Look at this sentence:
Their hope is not to be condemned to loneliness, excluded from one of civilization's oldest institutions.
This assertion is so baldly specious and phony that one wonders how none of the clerks caught it on the way out the door. Kennedy appeals to one of civilization's oldest institutions as if it were an empty thing waiting to be filled with couples. His locution suggests that people have been excluded from it for reasons external to marriage itself, as if one-man-and-one-woman weren't essential to the definition of marriage all along.
But that's what marriage always was. To say that admitting same-sex couples to marriage merely removes an artificial barrier is to utter a falsehood. Kennedy's decision doesn't honor the age-old institution. It changes it fundamentally. He cites traditional marriage for authority in this decision, then proceeds to change it for good.
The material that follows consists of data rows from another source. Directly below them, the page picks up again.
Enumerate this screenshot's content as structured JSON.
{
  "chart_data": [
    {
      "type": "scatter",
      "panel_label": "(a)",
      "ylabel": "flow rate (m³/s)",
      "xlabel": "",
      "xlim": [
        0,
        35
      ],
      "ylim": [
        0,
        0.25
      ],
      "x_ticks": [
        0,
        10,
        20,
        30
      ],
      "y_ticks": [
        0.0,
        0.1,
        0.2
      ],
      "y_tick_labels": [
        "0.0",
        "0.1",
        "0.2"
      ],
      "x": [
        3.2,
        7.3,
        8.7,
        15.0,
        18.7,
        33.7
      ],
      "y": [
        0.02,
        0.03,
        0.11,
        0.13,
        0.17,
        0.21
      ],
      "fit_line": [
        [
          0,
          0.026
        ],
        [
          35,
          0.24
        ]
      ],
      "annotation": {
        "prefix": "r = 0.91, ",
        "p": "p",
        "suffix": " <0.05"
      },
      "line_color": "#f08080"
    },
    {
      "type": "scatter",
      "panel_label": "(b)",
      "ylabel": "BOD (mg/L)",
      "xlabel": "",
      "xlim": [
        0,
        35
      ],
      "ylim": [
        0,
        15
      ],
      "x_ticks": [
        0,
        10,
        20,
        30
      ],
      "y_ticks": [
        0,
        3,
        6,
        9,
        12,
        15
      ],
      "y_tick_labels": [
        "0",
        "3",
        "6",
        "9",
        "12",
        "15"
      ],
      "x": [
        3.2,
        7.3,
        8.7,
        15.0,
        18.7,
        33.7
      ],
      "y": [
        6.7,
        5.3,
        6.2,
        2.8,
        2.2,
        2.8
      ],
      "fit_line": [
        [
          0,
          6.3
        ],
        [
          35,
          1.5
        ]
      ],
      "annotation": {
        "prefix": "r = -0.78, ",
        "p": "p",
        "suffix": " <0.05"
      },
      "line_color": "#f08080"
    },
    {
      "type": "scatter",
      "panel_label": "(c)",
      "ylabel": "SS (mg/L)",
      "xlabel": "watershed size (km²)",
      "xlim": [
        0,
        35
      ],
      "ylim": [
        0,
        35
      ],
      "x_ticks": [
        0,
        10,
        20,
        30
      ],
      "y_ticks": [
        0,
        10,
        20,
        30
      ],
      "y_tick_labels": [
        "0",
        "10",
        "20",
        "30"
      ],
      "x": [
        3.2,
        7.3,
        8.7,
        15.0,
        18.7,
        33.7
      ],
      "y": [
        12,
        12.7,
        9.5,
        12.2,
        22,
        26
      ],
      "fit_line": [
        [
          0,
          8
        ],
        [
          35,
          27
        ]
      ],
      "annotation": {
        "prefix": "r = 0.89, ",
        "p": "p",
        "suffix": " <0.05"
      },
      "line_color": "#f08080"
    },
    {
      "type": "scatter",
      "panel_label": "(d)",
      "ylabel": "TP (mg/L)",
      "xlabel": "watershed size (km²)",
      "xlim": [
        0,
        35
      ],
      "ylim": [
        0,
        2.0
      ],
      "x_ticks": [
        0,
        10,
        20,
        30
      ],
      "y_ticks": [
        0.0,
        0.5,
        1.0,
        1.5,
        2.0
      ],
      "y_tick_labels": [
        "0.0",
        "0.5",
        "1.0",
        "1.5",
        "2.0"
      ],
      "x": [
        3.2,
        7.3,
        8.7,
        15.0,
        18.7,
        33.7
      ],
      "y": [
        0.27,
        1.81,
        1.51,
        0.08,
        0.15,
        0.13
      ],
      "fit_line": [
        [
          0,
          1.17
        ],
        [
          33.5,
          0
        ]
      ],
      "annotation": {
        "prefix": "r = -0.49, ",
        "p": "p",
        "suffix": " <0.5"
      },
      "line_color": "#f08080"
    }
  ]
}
It is no surprise that Justice Kennedy's reasoning is so distorted—and so annoyingly pompous. We've seen it before. The statement in Planned Parenthood v. Casey—“At the heart of liberty is the right to define one's own concept of existence, of meaning, of the universe, and of the mystery of human life”—will endure as a prime specimen of fatuous individualism.
And in the disparate impact decision last week, Kennedy offered another sweeping judgment that waxes rhetorically and wanes semantically. It comes in another closing paragraph, whereby our self-inflating lawyer offers a national moral proclamation:
Much progress remains to be made in our Nation's continuing struggle against racial isolation.
The words tumble forth in two tiresome cliches—”progress remains to be made,” “continuing struggle”—with a new catchword added on: “racial isolation.” Don't ask what “racial isolation” means. The closer you look, the emptier it becomes.
Mark Bauerlein is senior editor of First Things.